Nothing wrong with that, but since conservatives now claim full disclosure is a substitute for regulation, I thought mentioning that fact would be fair and balanced.

The Heritage argument on telephony is based on the claim that most of the money invested in these networks over the last few years has been "post-deregulation" investment. That is, since we're all "free to compete" with the monopoly, any money the monopoly invests henceforth is none of our business.

This is like a cop with a throw-down gun. If you reach for it, he can kill you in self-defense. (To take the sting out of that for my police friends, we'll say it's a Communist cop or a Saddam Hussein cop.
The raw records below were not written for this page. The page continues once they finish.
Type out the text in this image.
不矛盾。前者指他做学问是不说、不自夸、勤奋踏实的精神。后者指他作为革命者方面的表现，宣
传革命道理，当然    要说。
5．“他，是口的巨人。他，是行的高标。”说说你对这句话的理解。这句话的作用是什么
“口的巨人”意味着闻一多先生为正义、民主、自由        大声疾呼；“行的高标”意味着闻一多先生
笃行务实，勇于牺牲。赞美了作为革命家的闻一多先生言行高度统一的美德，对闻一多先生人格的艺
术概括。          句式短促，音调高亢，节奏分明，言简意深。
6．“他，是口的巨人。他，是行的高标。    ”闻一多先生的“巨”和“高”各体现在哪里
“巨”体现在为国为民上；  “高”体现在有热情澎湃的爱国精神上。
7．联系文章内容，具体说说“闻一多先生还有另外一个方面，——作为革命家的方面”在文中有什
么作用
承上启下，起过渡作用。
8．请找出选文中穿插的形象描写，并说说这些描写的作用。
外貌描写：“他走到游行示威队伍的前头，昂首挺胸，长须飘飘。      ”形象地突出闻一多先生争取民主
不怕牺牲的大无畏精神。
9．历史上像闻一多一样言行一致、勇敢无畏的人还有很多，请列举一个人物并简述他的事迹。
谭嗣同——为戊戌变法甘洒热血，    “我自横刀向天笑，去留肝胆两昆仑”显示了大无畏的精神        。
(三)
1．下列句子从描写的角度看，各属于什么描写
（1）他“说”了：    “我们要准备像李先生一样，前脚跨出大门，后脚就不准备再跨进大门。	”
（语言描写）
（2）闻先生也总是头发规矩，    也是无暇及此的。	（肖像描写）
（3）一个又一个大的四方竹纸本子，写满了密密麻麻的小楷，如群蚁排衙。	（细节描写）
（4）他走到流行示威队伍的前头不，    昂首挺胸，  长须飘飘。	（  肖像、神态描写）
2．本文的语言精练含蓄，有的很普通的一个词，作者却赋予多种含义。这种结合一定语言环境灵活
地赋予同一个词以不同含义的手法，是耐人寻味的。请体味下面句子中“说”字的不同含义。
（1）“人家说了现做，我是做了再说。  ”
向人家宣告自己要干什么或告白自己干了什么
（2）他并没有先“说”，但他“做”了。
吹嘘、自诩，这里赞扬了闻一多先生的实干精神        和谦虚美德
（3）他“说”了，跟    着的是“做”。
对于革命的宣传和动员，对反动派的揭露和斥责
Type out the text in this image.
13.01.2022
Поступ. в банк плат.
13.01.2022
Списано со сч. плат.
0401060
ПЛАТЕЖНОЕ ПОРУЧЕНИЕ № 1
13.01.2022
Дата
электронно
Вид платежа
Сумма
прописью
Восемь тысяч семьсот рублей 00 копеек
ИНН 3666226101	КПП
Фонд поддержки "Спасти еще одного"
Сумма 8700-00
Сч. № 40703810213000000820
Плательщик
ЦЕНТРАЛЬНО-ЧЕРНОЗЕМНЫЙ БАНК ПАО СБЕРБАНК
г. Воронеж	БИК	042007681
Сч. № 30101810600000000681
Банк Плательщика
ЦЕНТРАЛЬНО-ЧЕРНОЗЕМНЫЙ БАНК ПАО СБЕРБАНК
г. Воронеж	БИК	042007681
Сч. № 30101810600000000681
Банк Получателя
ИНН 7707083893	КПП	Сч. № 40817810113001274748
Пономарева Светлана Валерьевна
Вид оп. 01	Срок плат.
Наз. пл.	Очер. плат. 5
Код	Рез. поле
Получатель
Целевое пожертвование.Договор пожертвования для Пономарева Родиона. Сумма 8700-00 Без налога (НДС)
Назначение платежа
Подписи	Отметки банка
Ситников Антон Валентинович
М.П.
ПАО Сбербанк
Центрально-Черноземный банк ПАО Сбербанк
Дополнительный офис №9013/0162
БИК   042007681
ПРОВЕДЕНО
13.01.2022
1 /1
Feel better now?)

Technically it is possible to divorce the public interest from the wired network. The networks could buy those assets back, or they could truly open up the use of those networks to competition.

It's the latter that Heritage claims was done by the 1996 Telecommunications Act, but that depends on what your meaning of "is" is. The Act was only enforced, sporadically and unsuccessfully, during the second Clinton Administration. Since the Heritage's friends came to power, that act has been gutted. The Bells refuse to wholesale, claiming that cable isn't under the same obligation, and vice versa. Politicians enable this all the way.

And organizations like Heritage are nothing but the handmaidens of politicians, although who is leading and who is following in that dance is open to interpretation. (I tend to think Heritage is leading.)

What do I think should be done? I think the Bells and cable guys should, in their own self-interest, wholesale their last-mile at attractive prices.